Every business seeks scalability. So does the Army Corps of Engineers. By keeping the design simple, the Corps’ goal is to just hand over the exact same design — right away — to any state that asks for help, not just in New York, the current Covid-19 epicenter, but everywhere in the United States.

Standard design is meant to accelerate the process. It produces little confusion, less handholding from the Army Corps of Engineers.

Citing the Army engineers who were assessing buildings and open spaces in New York last week, Semonite explained that their goal was “to be able to figure out what does right look like and then we give this design to a contractor…then the site adapts that design. If it’s a hotel with four floors, they change [the plan] a little bit. If it’s got central air, we also change it. But the bottom line is we’ve got to do something very very quick.”

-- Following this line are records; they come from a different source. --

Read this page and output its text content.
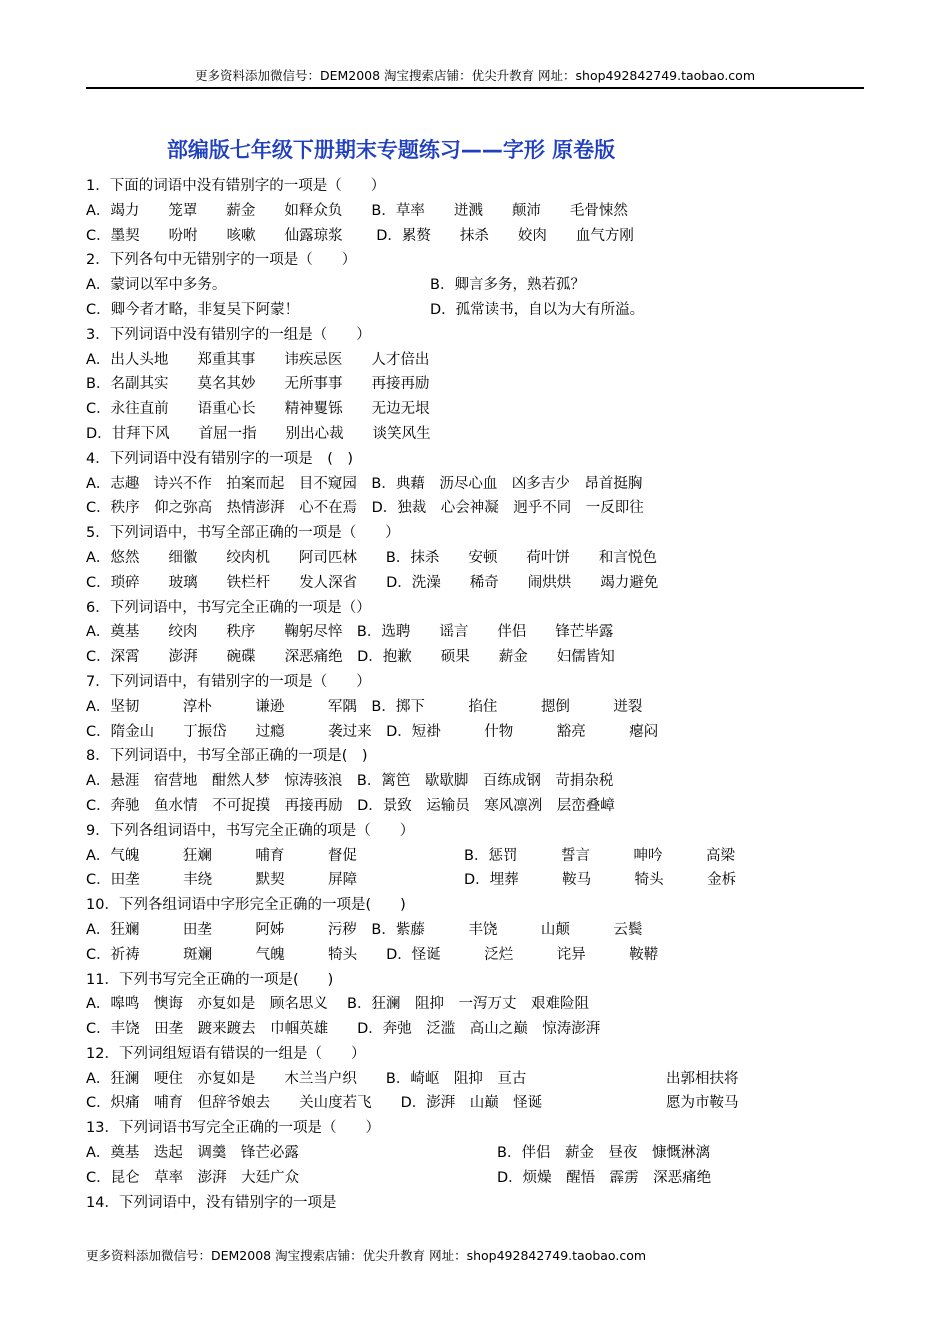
更多资料添加微信号：DEM2008 淘宝搜索店铺：优尖升教育 网址：shop492842749.taobao.com
部编版七年级下册期末专题练习——字形 原卷版
1．下面的词语中没有错别字的一项是（　　）
A．竭力　　笼罩　　薪金　　如释众负　　B．草率　　迸溅　　颠沛　　毛骨悚然
C．墨契　　吩咐　　咳嗽　　仙露琼浆　　 D．累赘　　抹杀　　姣肉　　血气方刚
2．下列各句中无错别字的一项是（　　）
A．蒙词以军中多务。	B．卿言多务，熟若孤？
C．卿今者才略，非复吴下阿蒙！	D．孤常读书，自以为大有所溢。
3．下列词语中没有错别字的一组是（　　）
A．出人头地　　郑重其事　　讳疾忌医　　人才倍出
B．名副其实　　莫名其妙　　无所事事　　再接再励
C．永往直前　　语重心长　　精神矍铄　　无边无垠
D．甘拜下风　　首屈一指　　别出心裁　　谈笑风生
4．下列词语中没有错别字的一项是　(　)
A．志趣　诗兴不作　拍案而起　目不窥园　B．典藉　沥尽心血　凶多吉少　昂首挺胸
C．秩序　仰之弥高　热情澎湃　心不在焉　D．独裁　心会神凝　迥乎不同　一反即往
5．下列词语中，书写全部正确的一项是（　　）
A．悠然　　细徽　　绞肉机　　阿司匹林　　B．抹杀　　安顿　　荷叶饼　　和言悦色
C．琐碎　　玻璃　　铁栏杆　　发人深省　　D．洗澡　　稀奇　　闹烘烘　　竭力避免
6．下列词语中，书写完全正确的一项是（）
A．奠基　　绞肉　　秩序　　鞠躬尽悴　B．选聘　　谣言　　伴侣　　锋芒毕露
C．深霄　　澎湃　　碗碟　　深恶痛绝　D．抱歉　　硕果　　薪金　　妇儒皆知
7．下列词语中，有错别字的一项是（　　）
A．坚韧　　　淳朴　　　谦逊　　　军隅　B．掷下　　　掐住　　　摁倒　　　迸裂
C．隋金山　　丁振岱　　过瘾　　　袭过来　D．短褂　　　什物　　　豁亮　　　瘪闷
8．下列词语中，书写全部正确的一项是(　)
A．悬涯　宿营地　酣然人梦　惊涛骇浪　B．篱笆　歇歇脚　百练成钢　苛捐杂税
C．奔驰　鱼水情　不可捉摸　再接再励　D．景致　运输员　寒风凛冽　层峦叠嶂
9．下列各组词语中，书写完全正确的项是（　　）
A．气魄　　　狂斓　　　哺育　　　督促	B．惩罚　　　誓言　　　呻吟　　　高梁
C．田垄　　　丰绕　　　默契　　　屏障	D．埋葬　　　鞍马　　　犄头　　　金柝
10．下列各组词语中字形完全正确的一项是(　　)
A．狂斓　　　田垄　　　阿姊　　　污秽　B．紫藤　　　丰饶　　　山颠　　　云鬓
C．祈祷　　　斑斓　　　气魄　　　犄头　　D．怪诞　　　泛烂　　　诧异　　　鞍鞯
11．下列书写完全正确的一项是(　　)
A．嗥鸣　懊诲　亦复如是　顾名思义　 B．狂澜　阻抑　一泻万丈　艰难险阻
C．丰饶　田垄　踱来踱去　巾帼英雄　　D．奔弛　泛滥　高山之巅　惊涛澎湃
12．下列词组短语有错误的一组是（　　）
A．狂澜　哽住　亦复如是　　木兰当户织　　B．崎岖　阻抑　亘古	出郭相扶将
C．炽痛　哺育　但辞爷娘去　　关山度若飞　　D．澎湃　山巅　怪诞	愿为市鞍马
13．下列词语书写完全正确的一项是（　　）
A．奠基　迭起　调羹　锋芒必露	B．伴侣　薪金　昼夜　慷慨淋漓
C．昆仑　草率　澎湃　大廷广众	D．烦燥　醒悟　霹雳　深恶痛绝
14．下列词语中，没有错别字的一项是
更多资料添加微信号：DEM2008 淘宝搜索店铺：优尖升教育 网址：shop492842749.taobao.com
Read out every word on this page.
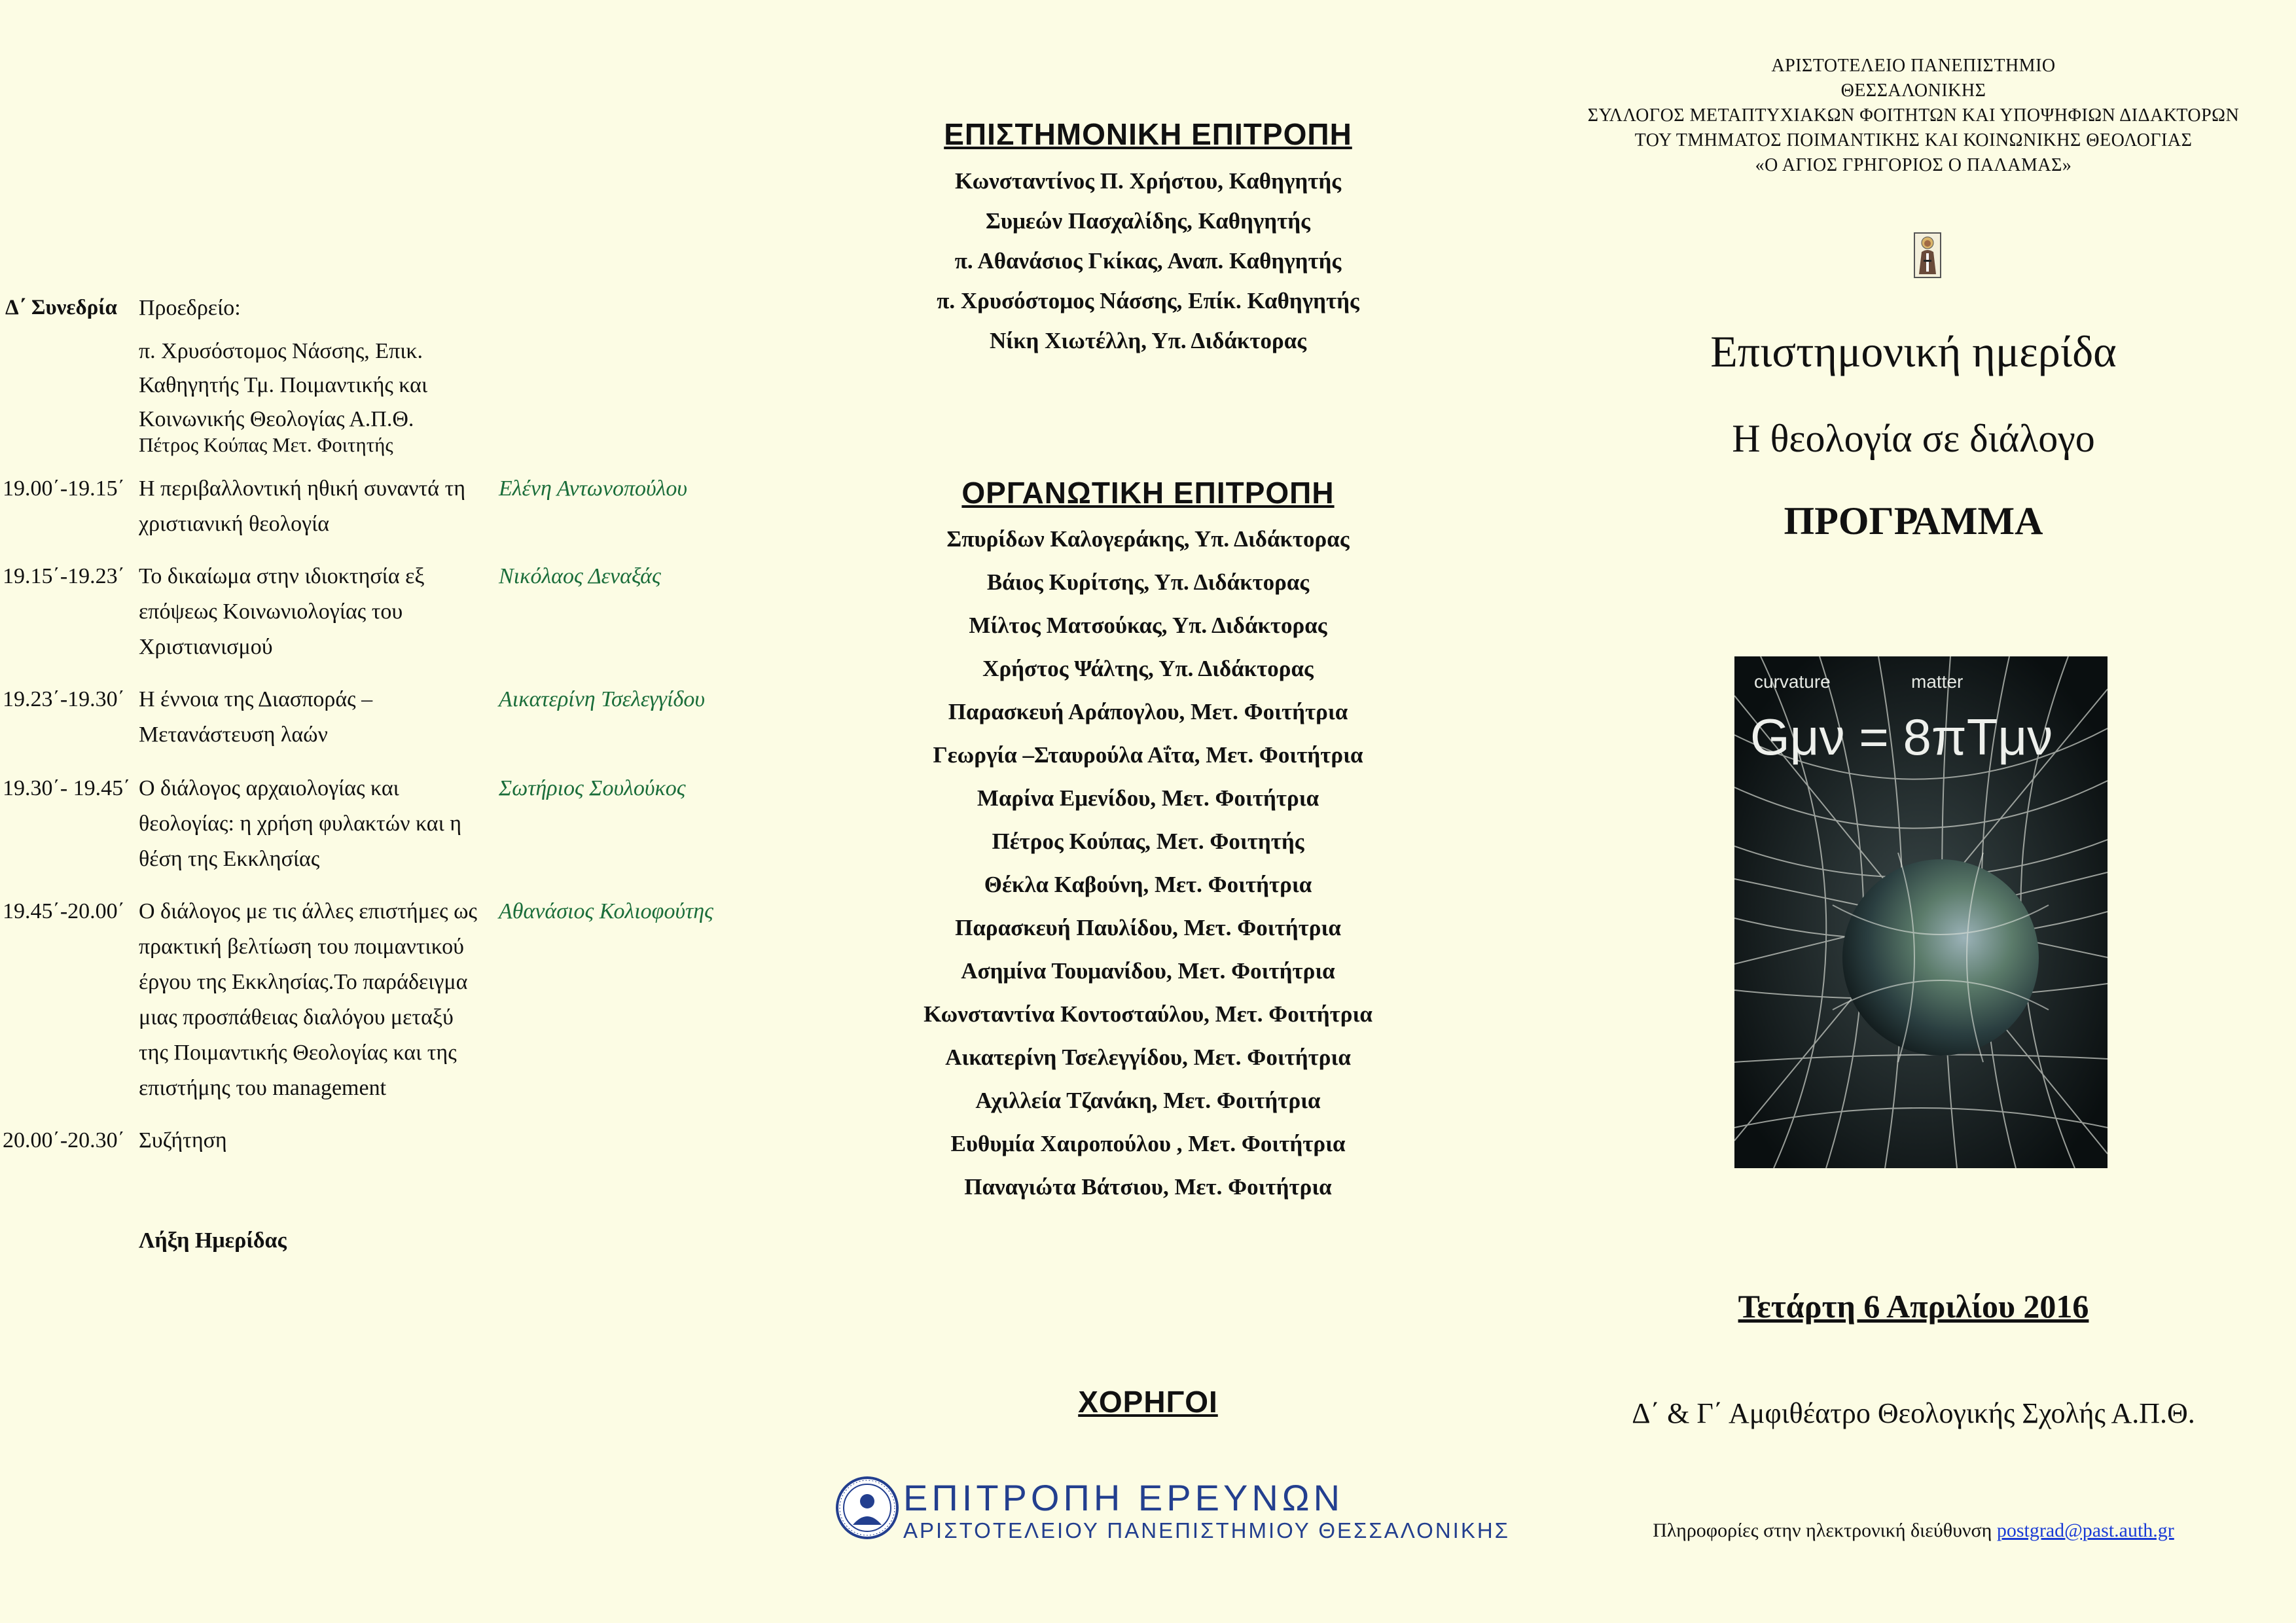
Δ΄ Συνεδρία Προεδρείο:
π. Χρυσόστομος Νάσσης, Επικ.
Καθηγητής Τμ. Ποιμαντικής και
Κοινωνικής Θεολογίας Α.Π.Θ.
Πέτρος Κούπας Μετ. Φοιτητής
19.00΄-19.15΄ Η περιβαλλοντική ηθική συναντά τη χριστιανική θεολογία
Ελένη Αντωνοπούλου
19.15΄-19.23΄ Το δικαίωμα στην ιδιοκτησία εξ επόψεως Κοινωνιολογίας του Χριστιανισμού
Νικόλαος Δεναξάς
19.23΄-19.30΄ Η έννοια της Διασποράς – Μετανάστευση λαών
Αικατερίνη Τσελεγγίδου
19.30΄- 19.45΄ Ο διάλογος αρχαιολογίας και θεολογίας: η χρήση φυλακτών και η θέση της Εκκλησίας
Σωτήριος Σουλούκος
19.45΄-20.00΄ Ο διάλογος με τις άλλες επιστήμες ως πρακτική βελτίωση του ποιμαντικού έργου της Εκκλησίας.Το παράδειγμα μιας προσπάθειας διαλόγου μεταξύ της Ποιμαντικής Θεολογίας και της επιστήμης του management
Αθανάσιος Κολιοφούτης
20.00΄-20.30΄ Συζήτηση
Λήξη Ημερίδας
ΕΠΙΣΤΗΜΟΝΙΚΗ ΕΠΙΤΡΟΠΗ
Κωνσταντίνος Π. Χρήστου, Καθηγητής
Συμεών Πασχαλίδης, Καθηγητής
π. Αθανάσιος Γκίκας, Αναπ. Καθηγητής
π. Χρυσόστομος Νάσσης, Επίκ. Καθηγητής
Νίκη Χιωτέλλη, Υπ. Διδάκτορας
ΟΡΓΑΝΩΤΙΚΗ ΕΠΙΤΡΟΠΗ
Σπυρίδων Καλογεράκης, Υπ. Διδάκτορας
Βάιος Κυρίτσης, Υπ. Διδάκτορας
Μίλτος Ματσούκας, Υπ. Διδάκτορας
Χρήστος Ψάλτης, Υπ. Διδάκτορας
Παρασκευή Αράπογλου, Μετ. Φοιτήτρια
Γεωργία –Σταυρούλα Αΐτα, Μετ. Φοιτήτρια
Μαρίνα Εμενίδου, Μετ. Φοιτήτρια
Πέτρος Κούπας, Μετ. Φοιτητής
Θέκλα Καβούνη, Μετ. Φοιτήτρια
Παρασκευή Παυλίδου, Μετ. Φοιτήτρια
Ασημίνα Τουμανίδου, Μετ. Φοιτήτρια
Κωνσταντίνα Κοντοσταύλου, Μετ. Φοιτήτρια
Αικατερίνη Τσελεγγίδου, Μετ. Φοιτήτρια
Αχιλλεία Τζανάκη, Μετ. Φοιτήτρια
Ευθυμία Χαιροπούλου , Μετ. Φοιτήτρια
Παναγιώτα Βάτσιου, Μετ. Φοιτήτρια
ΧΟΡΗΓΟΙ
ΕΠΙΤΡΟΠΗ ΕΡΕΥΝΩΝ
ΑΡΙΣΤΟΤΕΛΕΙΟΥ ΠΑΝΕΠΙΣΤΗΜΙΟΥ ΘΕΣΣΑΛΟΝΙΚΗΣ
ΑΡΙΣΤΟΤΕΛΕΙΟ ΠΑΝΕΠΙΣΤΗΜΙΟ
ΘΕΣΣΑΛΟΝΙΚΗΣ
ΣΥΛΛΟΓΟΣ ΜΕΤΑΠΤΥΧΙΑΚΩΝ ΦΟΙΤΗΤΩΝ ΚΑΙ ΥΠΟΨΗΦΙΩΝ ΔΙΔΑΚΤΟΡΩΝ
ΤΟΥ ΤΜΗΜΑΤΟΣ ΠΟΙΜΑΝΤΙΚΗΣ ΚΑΙ ΚΟΙΝΩΝΙΚΗΣ ΘΕΟΛΟΓΙΑΣ
«Ο ΑΓΙΟΣ ΓΡΗΓΟΡΙΟΣ Ο ΠΑΛΑΜΑΣ»
Επιστημονική ημερίδα
Η θεολογία σε διάλογο
ΠΡΟΓΡΑΜΜΑ
Τετάρτη 6 Απριλίου 2016
Δ΄ & Γ΄ Αμφιθέατρο Θεολογικής Σχολής Α.Π.Θ.
Πληροφορίες στην ηλεκτρονική διεύθυνση postgrad@past.auth.gr
curvature	matter
Gμν = 8πTμν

6. Knowing What’s Good Enough

“Most of the governors are saying that their peak is somewhere around the middle of April… so this is not ‘take all the time in the world to do it’,” Semonite stressed.

“The most important things we have to do and have to be able to come up with is a good-enough solution.”

In the history of high-tech products, whether DRAM, PCs or mobile handsets, there always seems to be a nimble and pragmatic market segment looking for a good-enough tech solution.

Aspiring to the highest possible spec is admirable. But the quest for perfection too often ends with a product that’s dead on arrival, too late, too expensive and not really what the market was looking for.

There is no magic in what Semonite is saying. But hearing him lay out a sort of blueprint with every nut and bolt set in place, is immensely reassuring, especially after all the hesitancy, delay and bickering that has characterized this country’s “official” response to the pandemic. For the first time in weeks, I saw a glimmer of hope. With a guy like Semonite blasting through the red tape and blame-calling, we might be able to save some lives that will be otherwise lost.

Last Friday, the Hill reported that the Corps of Engineers is eyeing at least 114 facilities to potentially serve as hospitals to treat patients during the coronavirus pandemic.